Of the numerous factors correlated with essential hypertension, age and family history are the most common and the least “treatable.” But the other common factors – inactivity, obesity, excessive salt intake (greater than 5.8 gms/day), lack of sleep, and excessive alcohol intake – help time accomplish its negative work. These factors, at least, are under some voluntary control, and the platform of treatment of essential hypertension is diet and exercise. For every 25 lbs of weight lost, blood pressure can drop about 3 points. Regular, vigorous aerobic exercise stimulates capillary expansion to accommodate the demand for blood by the nervous system and muscles. Thirty to 45 minutes of daily aerobic exercise yields drops of 5-15 mm, and helps normalize weight. Removing the salt shaker from the kitchen and minimizing processed food drops daily salt intake.
Even with the best of lifestyles, anti-hypertensive medicines are sometimes necessary. Each patient’s health picture determines the best options among the many available drugs. The mainstays of treatment affect the kidney hormones renin and angiotensin (ACE inhibitors), or block the effects of the autonomic nervous system (beta blockers), or help the kidneys release more salt (diuretics). Very often, combinations of two or even three drugs work better than one alone.

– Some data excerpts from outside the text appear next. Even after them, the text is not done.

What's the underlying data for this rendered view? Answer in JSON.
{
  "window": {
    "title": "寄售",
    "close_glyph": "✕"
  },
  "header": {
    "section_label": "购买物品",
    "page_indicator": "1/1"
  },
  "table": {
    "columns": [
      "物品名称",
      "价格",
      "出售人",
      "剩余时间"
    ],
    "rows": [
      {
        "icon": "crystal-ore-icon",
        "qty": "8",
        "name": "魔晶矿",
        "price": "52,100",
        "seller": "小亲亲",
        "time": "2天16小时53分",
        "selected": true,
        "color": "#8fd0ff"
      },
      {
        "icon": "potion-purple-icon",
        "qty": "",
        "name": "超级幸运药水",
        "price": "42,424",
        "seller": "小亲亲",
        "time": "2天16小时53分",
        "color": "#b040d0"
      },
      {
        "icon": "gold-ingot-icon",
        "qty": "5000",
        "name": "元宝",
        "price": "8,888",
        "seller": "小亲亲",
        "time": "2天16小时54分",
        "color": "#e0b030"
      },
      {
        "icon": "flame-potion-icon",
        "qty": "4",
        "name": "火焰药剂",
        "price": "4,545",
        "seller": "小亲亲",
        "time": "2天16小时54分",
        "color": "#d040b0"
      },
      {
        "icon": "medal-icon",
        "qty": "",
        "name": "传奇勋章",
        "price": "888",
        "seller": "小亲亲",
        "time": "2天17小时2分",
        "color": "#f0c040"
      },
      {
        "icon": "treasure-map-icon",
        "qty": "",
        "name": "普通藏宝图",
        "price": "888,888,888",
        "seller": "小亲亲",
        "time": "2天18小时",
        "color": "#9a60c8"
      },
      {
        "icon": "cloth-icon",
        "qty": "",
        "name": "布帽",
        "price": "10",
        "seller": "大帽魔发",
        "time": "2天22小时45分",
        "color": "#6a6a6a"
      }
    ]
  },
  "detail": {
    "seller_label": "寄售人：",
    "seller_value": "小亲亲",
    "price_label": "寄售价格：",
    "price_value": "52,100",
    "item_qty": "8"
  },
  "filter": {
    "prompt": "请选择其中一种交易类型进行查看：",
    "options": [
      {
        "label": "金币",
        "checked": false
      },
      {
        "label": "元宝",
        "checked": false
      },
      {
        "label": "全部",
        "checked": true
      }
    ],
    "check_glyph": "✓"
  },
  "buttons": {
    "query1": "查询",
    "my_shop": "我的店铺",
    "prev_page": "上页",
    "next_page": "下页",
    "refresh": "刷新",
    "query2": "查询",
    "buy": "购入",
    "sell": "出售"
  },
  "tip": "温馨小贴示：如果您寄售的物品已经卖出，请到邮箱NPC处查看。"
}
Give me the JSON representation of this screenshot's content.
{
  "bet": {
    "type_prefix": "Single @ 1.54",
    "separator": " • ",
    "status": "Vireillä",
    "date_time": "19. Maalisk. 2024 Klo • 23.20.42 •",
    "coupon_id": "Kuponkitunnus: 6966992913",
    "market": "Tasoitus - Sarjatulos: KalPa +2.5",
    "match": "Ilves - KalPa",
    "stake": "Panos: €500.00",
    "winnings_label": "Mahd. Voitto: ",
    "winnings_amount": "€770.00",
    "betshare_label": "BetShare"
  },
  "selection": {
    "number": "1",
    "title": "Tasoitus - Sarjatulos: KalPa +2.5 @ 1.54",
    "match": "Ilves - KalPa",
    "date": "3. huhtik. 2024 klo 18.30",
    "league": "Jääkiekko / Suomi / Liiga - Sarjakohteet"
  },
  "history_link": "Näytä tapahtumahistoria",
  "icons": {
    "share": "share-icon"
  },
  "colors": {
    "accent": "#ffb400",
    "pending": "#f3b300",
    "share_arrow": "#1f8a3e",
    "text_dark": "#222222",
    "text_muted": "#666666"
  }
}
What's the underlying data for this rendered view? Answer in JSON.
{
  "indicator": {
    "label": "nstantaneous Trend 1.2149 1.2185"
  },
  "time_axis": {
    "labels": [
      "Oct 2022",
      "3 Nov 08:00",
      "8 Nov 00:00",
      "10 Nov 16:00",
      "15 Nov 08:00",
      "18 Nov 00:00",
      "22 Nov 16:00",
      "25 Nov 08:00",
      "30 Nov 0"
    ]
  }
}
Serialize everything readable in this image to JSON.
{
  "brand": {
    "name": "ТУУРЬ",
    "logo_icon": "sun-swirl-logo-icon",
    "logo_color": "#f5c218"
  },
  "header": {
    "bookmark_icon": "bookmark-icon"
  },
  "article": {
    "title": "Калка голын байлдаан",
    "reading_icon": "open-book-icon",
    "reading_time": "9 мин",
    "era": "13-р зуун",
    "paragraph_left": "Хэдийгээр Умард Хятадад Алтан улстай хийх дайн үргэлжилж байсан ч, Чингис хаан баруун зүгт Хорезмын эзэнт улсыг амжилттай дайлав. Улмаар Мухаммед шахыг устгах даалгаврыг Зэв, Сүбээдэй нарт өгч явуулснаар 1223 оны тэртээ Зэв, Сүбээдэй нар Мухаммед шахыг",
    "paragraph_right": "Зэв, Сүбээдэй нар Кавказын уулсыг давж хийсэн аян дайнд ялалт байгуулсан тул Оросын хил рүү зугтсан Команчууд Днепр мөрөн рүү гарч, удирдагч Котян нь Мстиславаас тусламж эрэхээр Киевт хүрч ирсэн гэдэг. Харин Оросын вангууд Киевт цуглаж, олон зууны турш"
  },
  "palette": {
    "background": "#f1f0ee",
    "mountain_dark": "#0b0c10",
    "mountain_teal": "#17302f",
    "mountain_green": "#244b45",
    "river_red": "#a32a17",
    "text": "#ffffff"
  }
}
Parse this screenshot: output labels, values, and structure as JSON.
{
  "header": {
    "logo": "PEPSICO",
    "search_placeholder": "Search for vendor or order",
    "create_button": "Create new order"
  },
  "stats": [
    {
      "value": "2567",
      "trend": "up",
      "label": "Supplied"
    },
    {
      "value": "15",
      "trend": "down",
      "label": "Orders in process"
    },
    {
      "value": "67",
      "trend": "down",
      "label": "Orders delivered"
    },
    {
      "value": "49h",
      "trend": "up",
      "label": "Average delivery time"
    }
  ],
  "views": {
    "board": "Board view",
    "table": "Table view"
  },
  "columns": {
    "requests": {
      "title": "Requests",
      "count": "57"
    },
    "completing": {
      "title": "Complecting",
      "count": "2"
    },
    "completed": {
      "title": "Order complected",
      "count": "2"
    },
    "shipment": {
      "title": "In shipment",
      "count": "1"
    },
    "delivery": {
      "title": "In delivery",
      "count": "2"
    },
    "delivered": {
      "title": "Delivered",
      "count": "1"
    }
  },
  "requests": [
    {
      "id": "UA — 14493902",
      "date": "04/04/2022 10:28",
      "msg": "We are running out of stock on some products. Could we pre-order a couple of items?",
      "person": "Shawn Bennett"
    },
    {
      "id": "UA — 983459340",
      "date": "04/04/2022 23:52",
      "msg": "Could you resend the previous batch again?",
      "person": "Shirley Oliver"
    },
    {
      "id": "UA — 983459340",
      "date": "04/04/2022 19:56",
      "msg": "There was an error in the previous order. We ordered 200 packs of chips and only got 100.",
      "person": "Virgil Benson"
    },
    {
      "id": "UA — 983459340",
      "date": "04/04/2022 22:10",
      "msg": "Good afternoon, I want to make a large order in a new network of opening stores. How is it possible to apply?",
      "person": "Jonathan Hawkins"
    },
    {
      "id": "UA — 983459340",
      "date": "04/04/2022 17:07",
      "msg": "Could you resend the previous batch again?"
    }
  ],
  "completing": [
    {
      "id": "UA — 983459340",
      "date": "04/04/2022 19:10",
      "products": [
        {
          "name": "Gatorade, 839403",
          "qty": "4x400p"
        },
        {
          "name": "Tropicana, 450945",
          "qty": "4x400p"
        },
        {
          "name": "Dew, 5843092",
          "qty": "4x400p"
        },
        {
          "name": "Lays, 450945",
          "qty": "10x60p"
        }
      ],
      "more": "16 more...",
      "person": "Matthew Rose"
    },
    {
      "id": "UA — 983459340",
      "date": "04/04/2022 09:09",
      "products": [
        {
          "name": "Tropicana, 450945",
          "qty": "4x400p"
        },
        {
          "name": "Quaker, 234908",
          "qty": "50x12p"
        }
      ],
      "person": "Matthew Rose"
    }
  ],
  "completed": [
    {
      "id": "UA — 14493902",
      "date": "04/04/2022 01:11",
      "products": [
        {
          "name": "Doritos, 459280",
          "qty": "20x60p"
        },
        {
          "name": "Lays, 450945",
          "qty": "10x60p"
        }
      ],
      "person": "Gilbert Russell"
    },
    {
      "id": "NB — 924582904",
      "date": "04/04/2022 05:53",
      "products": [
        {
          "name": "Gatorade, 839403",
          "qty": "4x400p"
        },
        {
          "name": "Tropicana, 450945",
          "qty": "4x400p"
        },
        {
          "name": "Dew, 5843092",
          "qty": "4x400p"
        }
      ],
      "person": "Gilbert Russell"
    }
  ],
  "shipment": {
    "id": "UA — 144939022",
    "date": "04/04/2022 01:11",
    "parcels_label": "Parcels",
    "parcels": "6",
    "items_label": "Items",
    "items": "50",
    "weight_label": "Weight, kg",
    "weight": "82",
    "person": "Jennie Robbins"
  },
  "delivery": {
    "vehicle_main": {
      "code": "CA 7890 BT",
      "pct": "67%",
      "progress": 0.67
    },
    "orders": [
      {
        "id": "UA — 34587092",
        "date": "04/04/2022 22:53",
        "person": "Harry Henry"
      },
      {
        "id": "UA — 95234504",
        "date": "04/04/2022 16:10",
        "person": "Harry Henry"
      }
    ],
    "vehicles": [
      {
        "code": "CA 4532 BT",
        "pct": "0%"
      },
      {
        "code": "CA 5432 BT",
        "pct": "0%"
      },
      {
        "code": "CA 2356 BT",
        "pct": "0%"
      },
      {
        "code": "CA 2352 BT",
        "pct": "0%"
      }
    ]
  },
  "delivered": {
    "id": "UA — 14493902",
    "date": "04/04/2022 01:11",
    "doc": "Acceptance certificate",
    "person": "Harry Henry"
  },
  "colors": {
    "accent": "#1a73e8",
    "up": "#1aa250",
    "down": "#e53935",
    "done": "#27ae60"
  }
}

Because hypertension produces no symptoms, and its consequences lie far off in the imagined future, sticking with a treatment plan is often difficult. Achieving diet, weight and exercise goals and finding the best drug regimen with the most tolerable side effects require education, patience and commitment, without any obvious rewards (beyond seeing a lower number on the blood pressure monitor) – just like many of the most worthwhile things in life.
What about Meditation?
People skilled in meditation can certainly lower their blood pressure at the time they are practicing the discipline, but blood pressure returns to baseline when they return to routine activity. If the practice of meditation encourages mindfulness in other areas of life it may well decrease anxiety, reduce tension, and improve the self-discipline necessary for dietary restraint, regular exercise, and sufficient sleep – indirectly helping with blood pressure control.